Washington’s move contrasts with Oregon’s and Idaho’s approaches, which have been to keep fishing and hunting open, with caveats.

ODFW stopped posting trout release updates to discourage crowding at stocked lakes, and last Friday afternoon it sent out advice to anglers and hunters that continuing to offer seasons depended on sportsmen being able to maintain social distancing. IDFG suspended sales of some nonresident fishing licenses in accordance with that state’s governor’s self-isolation orders.

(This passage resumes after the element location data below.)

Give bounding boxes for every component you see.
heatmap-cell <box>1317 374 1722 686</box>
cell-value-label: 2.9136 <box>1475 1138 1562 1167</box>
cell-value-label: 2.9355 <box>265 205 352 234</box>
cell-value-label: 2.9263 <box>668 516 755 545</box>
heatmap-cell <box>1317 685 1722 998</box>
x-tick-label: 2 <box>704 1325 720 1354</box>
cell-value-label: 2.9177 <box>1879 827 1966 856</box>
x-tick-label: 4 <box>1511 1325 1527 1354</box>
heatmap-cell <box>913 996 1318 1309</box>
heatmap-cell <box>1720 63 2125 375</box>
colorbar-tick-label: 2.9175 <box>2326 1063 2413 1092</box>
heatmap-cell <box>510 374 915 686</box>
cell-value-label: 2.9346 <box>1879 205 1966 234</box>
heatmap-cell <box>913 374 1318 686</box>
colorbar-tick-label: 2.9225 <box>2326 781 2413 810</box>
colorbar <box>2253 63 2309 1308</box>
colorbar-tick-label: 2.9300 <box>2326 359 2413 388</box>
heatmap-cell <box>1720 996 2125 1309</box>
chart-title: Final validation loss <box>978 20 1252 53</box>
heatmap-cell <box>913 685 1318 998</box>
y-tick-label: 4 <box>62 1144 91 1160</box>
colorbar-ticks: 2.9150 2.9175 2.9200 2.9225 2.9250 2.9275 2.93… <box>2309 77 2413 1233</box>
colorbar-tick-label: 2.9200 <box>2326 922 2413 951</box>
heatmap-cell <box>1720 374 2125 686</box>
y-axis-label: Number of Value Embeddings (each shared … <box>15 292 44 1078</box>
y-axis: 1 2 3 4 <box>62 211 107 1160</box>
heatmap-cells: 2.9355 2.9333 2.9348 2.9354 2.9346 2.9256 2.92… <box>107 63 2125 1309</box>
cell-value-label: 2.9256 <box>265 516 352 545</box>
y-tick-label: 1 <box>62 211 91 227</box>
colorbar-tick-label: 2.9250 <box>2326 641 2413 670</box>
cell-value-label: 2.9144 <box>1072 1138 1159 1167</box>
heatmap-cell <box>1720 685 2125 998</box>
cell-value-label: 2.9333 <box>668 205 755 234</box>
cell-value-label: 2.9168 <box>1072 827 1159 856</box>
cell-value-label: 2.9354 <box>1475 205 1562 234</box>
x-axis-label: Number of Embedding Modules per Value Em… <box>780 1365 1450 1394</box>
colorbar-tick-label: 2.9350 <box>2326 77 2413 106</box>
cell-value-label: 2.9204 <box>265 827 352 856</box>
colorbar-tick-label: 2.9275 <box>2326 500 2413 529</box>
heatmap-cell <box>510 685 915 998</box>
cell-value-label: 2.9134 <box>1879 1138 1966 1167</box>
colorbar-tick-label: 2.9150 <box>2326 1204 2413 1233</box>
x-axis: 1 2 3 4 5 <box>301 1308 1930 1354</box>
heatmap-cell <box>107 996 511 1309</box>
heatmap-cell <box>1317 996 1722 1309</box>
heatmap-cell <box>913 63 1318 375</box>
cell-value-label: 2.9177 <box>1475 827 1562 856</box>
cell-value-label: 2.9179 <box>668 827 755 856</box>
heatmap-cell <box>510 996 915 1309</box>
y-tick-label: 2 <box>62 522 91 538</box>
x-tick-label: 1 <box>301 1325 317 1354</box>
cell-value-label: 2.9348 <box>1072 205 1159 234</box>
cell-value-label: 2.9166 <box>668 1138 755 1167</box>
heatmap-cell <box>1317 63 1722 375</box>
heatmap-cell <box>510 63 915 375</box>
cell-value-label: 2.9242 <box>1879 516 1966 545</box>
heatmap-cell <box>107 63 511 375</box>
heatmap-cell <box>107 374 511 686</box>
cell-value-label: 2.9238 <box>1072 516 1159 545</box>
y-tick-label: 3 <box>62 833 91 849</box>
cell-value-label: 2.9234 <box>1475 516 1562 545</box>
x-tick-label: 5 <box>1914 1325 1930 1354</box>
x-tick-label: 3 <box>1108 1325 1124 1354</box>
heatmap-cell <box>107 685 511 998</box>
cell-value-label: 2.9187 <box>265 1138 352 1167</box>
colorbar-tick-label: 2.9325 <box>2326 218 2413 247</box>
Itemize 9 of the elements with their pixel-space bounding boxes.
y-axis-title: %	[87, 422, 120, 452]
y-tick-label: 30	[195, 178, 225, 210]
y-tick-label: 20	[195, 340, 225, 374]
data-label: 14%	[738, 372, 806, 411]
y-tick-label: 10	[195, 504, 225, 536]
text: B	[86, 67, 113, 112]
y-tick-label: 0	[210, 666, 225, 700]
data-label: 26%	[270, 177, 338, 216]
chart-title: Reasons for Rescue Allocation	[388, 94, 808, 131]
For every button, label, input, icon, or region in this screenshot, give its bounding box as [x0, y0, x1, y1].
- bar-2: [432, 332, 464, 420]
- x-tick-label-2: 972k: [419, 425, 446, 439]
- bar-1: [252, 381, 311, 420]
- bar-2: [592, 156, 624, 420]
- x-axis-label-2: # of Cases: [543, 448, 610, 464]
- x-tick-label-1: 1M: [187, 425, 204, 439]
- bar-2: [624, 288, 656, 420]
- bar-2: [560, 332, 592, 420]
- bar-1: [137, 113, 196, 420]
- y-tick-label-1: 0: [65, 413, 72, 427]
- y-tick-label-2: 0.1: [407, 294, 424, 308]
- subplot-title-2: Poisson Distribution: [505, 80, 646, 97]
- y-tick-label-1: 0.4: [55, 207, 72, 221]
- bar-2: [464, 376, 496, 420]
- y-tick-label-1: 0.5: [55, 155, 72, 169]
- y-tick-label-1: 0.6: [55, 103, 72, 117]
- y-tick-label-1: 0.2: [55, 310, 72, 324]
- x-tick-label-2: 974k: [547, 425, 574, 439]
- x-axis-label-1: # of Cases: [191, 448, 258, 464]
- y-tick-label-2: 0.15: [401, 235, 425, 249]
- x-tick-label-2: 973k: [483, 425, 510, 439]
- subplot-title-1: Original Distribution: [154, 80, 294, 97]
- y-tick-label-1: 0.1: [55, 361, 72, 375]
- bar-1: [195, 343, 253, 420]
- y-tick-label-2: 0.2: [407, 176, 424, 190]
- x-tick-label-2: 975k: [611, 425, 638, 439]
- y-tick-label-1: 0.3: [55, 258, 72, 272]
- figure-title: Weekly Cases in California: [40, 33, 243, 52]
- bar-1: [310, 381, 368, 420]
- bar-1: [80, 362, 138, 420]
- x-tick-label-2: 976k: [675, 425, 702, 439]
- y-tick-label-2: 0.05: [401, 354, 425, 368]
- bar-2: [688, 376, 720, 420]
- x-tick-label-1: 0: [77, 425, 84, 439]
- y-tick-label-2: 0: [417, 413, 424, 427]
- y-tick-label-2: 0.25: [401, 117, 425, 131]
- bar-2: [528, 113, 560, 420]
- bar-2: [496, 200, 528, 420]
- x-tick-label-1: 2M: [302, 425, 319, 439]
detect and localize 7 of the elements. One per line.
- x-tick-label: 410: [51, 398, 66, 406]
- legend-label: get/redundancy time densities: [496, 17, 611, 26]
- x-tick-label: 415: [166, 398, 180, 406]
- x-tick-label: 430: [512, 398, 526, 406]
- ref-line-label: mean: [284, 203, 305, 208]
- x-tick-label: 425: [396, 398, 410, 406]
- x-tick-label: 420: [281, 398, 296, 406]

WDFW Director Kelly Susewind has said his agency has been mulling a structure for how it might reopen fisheries at some future point. He suggested perhaps a county-of-residence option, but also said that the legality, equity and enforceability of that needed to be looked into.

Eric Barker of the Lewiston Tribune reported that there had been support in extreme Southeast Washington for home-county hunting of spring turkeys, but it was apparently rejected by Susewind.

Answering comments this morning about why places where hunters and anglers can literally physically separate themselves from others — the middle of Puget Sound, lakes, etc. — can’t be open, WDFW communications staffers stated, “Fish and wildlife are a natural resource that belong to all Washingtonians equally. Having fishing open to just a few people just isn’t fair.”

Refunds for Washington licenses and permits will be available if sportsmen request them before their opening day, WDFW said. Points can also be reinstated for those who drew a spring bear tag and whose season hasn’t begun.